Treatment of mice with the gel formulation containing both foscarnet and SLS 6 h after infection had no effect on the mean titers of reactivated virus in explant cultures of latently infected ganglia. Similarly, these two active ingredients had no additive effect on the prevention of mortality of mice. This suggests that foscarnet may reduce or antagonize the effect exerted by SLS on HSV infection. In fact, we have recently demonstrated that combinations of foscarnet and SLS exert subsynergistic to subantagonistic effects on the HSV-1-induced cytopathic effect on Vero cells, depending on the concentrations used (26).

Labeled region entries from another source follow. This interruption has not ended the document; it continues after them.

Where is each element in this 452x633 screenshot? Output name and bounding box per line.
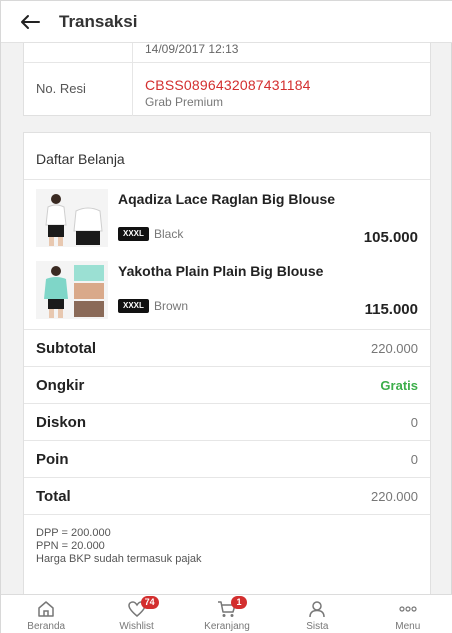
subtotal-label: Subtotal <box>36 339 96 357</box>
tax-note-text: Harga BKP sudah termasuk pajak <box>36 553 202 565</box>
nav-menu[interactable]: Menu <box>368 595 448 632</box>
subtotal-value: 220.000 <box>371 340 418 356</box>
time-row: 14/09/2017 12:13 <box>24 43 430 62</box>
app-frame: Transaksi 14/09/2017 12:13 No. Resi CBSS… <box>0 0 452 633</box>
nav-label: Sista <box>306 621 329 632</box>
product-name[interactable]: Yakotha Plain Plain Big Blouse <box>118 263 323 279</box>
section-title: Daftar Belanja <box>36 151 125 167</box>
discount-label: Diskon <box>36 413 87 431</box>
product-variant: Brown <box>154 299 189 313</box>
dpp-text: DPP = 200.000 <box>36 527 111 539</box>
product-item[interactable]: Yakotha Plain Plain Big Blouse XXXL Brow… <box>24 261 430 331</box>
resi-row: No. Resi CBSS0896432087431184 Grab Premi… <box>24 62 430 116</box>
nav-sista[interactable]: Sista <box>277 595 357 632</box>
home-icon <box>36 599 56 619</box>
wishlist-count-badge: 74 <box>140 596 159 609</box>
size-badge: XXXL <box>118 227 149 241</box>
bottom-navigation: Beranda 74 Wishlist 1 Keranjang Sista Me… <box>1 594 452 633</box>
page-title: Transaksi <box>59 11 138 31</box>
nav-label: Wishlist <box>119 621 154 632</box>
nav-cart[interactable]: 1 Keranjang <box>187 595 267 632</box>
back-arrow-icon[interactable] <box>15 7 45 37</box>
total-label: Total <box>36 487 71 505</box>
time-label <box>24 43 132 62</box>
order-time-value: 14/09/2017 12:13 <box>132 43 430 62</box>
product-price: 105.000 <box>363 229 418 246</box>
top-bar: Transaksi <box>1 1 452 43</box>
person-icon <box>307 599 327 619</box>
points-row: Poin 0 <box>24 440 430 477</box>
product-name[interactable]: Aqadiza Lace Raglan Big Blouse <box>118 191 335 207</box>
cart-count-badge: 1 <box>230 596 247 609</box>
shipping-info-card: 14/09/2017 12:13 No. Resi CBSS0896432087… <box>23 43 431 116</box>
product-variant: Black <box>154 227 184 241</box>
shipping-row: Ongkir Gratis <box>24 366 430 403</box>
product-price: 115.000 <box>364 301 418 318</box>
product-item[interactable]: Aqadiza Lace Raglan Big Blouse XXXL Blac… <box>24 189 430 259</box>
courier-name: Grab Premium <box>145 95 224 109</box>
subtotal-row: Subtotal 220.000 <box>24 329 430 366</box>
nav-wishlist[interactable]: 74 Wishlist <box>97 595 177 632</box>
product-thumbnail[interactable] <box>36 261 108 319</box>
nav-label: Keranjang <box>204 621 250 632</box>
nav-label: Beranda <box>27 621 66 632</box>
total-row: Total 220.000 <box>24 477 430 514</box>
nav-label: Menu <box>395 621 421 632</box>
discount-value: 0 <box>410 414 418 430</box>
resi-value: CBSS0896432087431184 Grab Premium <box>132 63 430 116</box>
shipping-value: Gratis <box>380 377 418 393</box>
discount-row: Diskon 0 <box>24 403 430 440</box>
more-icon <box>398 599 418 619</box>
product-thumbnail[interactable] <box>36 189 108 247</box>
shipping-label: Ongkir <box>36 376 85 394</box>
content-scroll[interactable]: 14/09/2017 12:13 No. Resi CBSS0896432087… <box>1 43 452 594</box>
ppn-text: PPN = 20.000 <box>36 540 105 552</box>
points-value: 0 <box>410 451 418 467</box>
resi-label: No. Resi <box>36 81 86 96</box>
nav-home[interactable]: Beranda <box>6 595 86 632</box>
total-value: 220.000 <box>371 488 418 504</box>
divider <box>24 179 430 180</box>
points-label: Poin <box>36 450 69 468</box>
resi-number[interactable]: CBSS0896432087431184 <box>145 77 430 93</box>
size-badge: XXXL <box>118 299 149 313</box>
tax-notes: DPP = 200.000 PPN = 20.000 Harga BKP sud… <box>24 514 430 566</box>
shopping-list-card: Daftar Belanja Aqadiza Lace Raglan Big B… <box>23 132 431 594</box>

In conclusion, our results show that incorporation of SLS into a polymer matrix composed of polyoxypropylene and polyoxyethylene containing foscarnet increased the efficacy of the polymer matrix with foscarnet against herpetic cutaneous lesions. This formulation may represent an attractive approach for the treatment of mucocutaneous infections, especially those caused by acyclovir-resistant strains, which are less able to establish latent infections in ganglia (5, 16). In addition, SLS could be a convenient tool in studies of virus dissemination in the central nervous system.